I still say that if you compare it to the cost and relative amount of content of other types of media, like DVDs or comics or movie tickets, it works out that mass-market paperbacks are priced exceptionally low per amount of content, while hardcovers and e-novellas are closer to the average across media. So MMPBs are an outlier rather than a baseline for comparison.
Hardcovers cost more than MMPBs for various reasons, such as relative quantity, durability, prestige, etc. I think MMPBs are, even today, considered more of a disposable medium, something you can get cheaply and then replace (or just discard) once it wears out, while hardcovers are more along the lines of collectibles that you buy for the long haul.
Yeah, but for $16 - $24 (the price of two or three mass-market paperbacks or one hardback) I can buy a Blu-ray of a movie that cost $200,000,000 to produce.
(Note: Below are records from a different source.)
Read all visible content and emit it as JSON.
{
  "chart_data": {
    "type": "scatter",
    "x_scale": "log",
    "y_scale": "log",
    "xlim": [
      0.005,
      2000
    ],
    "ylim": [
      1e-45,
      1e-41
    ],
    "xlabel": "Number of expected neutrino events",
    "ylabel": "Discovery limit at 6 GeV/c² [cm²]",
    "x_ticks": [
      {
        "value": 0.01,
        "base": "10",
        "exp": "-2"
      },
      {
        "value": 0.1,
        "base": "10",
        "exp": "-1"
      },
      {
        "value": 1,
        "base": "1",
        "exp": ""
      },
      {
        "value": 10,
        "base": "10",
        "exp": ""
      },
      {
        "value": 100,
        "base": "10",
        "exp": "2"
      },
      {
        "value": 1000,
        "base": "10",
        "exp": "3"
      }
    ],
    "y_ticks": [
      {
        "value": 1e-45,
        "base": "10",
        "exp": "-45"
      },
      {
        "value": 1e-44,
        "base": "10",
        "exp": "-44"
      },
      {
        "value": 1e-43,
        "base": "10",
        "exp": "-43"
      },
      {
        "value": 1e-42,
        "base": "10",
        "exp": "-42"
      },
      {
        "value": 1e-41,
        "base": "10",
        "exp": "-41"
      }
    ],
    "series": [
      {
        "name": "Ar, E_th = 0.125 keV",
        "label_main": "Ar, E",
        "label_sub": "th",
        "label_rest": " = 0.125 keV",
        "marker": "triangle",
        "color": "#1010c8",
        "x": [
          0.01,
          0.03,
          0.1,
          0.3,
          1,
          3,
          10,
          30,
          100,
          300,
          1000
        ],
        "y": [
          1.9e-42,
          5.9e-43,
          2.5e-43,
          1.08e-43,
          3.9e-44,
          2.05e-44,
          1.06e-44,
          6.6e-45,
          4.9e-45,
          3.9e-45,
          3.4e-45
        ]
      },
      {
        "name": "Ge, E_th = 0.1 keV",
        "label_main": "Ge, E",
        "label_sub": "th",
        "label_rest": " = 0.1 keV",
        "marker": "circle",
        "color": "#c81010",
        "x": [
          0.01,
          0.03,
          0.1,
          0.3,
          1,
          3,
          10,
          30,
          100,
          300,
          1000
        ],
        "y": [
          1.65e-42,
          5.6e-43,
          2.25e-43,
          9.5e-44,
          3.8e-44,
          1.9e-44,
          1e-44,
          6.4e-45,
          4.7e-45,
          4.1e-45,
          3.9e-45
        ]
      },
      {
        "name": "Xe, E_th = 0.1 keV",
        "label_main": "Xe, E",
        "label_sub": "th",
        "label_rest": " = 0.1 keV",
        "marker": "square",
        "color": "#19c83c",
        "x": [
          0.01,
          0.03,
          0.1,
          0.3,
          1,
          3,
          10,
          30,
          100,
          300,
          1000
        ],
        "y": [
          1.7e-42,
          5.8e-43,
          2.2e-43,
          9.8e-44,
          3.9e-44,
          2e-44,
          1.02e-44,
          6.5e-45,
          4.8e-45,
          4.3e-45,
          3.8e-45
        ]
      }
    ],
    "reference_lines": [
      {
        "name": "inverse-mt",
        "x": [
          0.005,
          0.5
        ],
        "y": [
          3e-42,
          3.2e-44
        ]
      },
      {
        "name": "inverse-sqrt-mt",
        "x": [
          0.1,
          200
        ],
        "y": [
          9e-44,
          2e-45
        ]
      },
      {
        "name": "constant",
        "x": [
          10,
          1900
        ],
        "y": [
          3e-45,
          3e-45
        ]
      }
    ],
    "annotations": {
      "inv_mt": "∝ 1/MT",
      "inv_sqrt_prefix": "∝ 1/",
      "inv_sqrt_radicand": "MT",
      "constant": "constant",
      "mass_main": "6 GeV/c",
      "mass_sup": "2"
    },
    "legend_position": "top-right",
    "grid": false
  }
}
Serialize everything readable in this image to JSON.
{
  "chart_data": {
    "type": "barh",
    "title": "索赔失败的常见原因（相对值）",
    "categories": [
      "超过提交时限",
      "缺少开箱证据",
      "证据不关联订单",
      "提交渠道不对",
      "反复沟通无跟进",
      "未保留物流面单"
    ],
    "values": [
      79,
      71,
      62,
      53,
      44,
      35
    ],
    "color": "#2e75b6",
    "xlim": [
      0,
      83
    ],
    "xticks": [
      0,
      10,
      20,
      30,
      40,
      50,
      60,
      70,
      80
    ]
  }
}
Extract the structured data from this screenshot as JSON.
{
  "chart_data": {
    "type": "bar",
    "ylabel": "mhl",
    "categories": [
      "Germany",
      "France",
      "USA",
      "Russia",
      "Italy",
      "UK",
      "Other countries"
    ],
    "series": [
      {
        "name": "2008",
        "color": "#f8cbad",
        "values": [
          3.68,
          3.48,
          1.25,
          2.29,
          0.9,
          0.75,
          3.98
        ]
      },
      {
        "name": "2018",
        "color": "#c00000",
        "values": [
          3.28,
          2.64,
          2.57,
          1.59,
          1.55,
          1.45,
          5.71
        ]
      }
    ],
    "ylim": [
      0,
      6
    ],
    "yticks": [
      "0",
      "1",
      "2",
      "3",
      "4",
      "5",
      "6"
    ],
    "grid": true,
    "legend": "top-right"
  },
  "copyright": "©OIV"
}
The Blu-ray will also have, in addition to a 2.5 hour movie, anywhere from 5 to 15 more hours of bonus content: trailers, deleted scenes, documentaries, commentaries, and making-of featurettes. And if I don't want to buy it, I can wait a few months and rent the damn thing for a couple bucks from Red Box.
Suddenly a book or three, which cost several orders of magnitude less to bring to market, don't seem like such an awesome deal.
My point, Christopher, in case you don't see it, is that telling us we ought to be perfectly happy with the price of e-books, -- because we really ought to be paying MORE -- isn't a winning argument. The competition (movies and games) is killing books in terms of value-for-the-dollar.
How about coming up with something like Red Box for renting e-books for a buck or two? I don't need to KEEP the e-book after I've finished reading it; if it simply evanesced into the ether after I was done reading it, no big loss -- I can always rent it again in 20 years when I want to read it again. And since I don't really own the e-texts I "buy" from Amazon and B&N anyway (I merely 'license" them) it's functionally the same thing.
But no, the publishing industry's present business model needs to charge a lot more for our "rental" of an e-book than $1 or $2. Partially because they're publishing far too many books that only sell a few thousand copies. Partially because they still have mountains of debt to service from the last round of mergers & acquisitions. But mostly because they have to show enough of a profit to pay a dividend and keep their already-depressed stock prices from plunging even lower.
Yeah, I know, it sucks to be in the publishing trade right now. Not a lot different from being in the music industry a decade ago, and nothing is going to bring the glory years back -- not the Agency Model, not the iTunes store, not Nook or Kindle or anything else. That world is already gone.
The only rational response is to figure out a viable strategy for the future. Scolding readers (the scant handful of us that remain) for being cheap & greedy, when there are so many other higher-value-add (movies, games) or free (the darknet) options laid before us, might make corporations feel better, but it ain't gonna change anything. Adapt or die, quite simply.
Baen seems to have the closest I've seen to a viable model for the future -- but they're tiny, streamlined, and decidedly down-market (even though Pocket/S&S distribute their hardcopy books.) I imagine Baen will continue to prosper (in it's own little niche) long after the big publishers fade into mere shadows of their former -- or even present -- selves.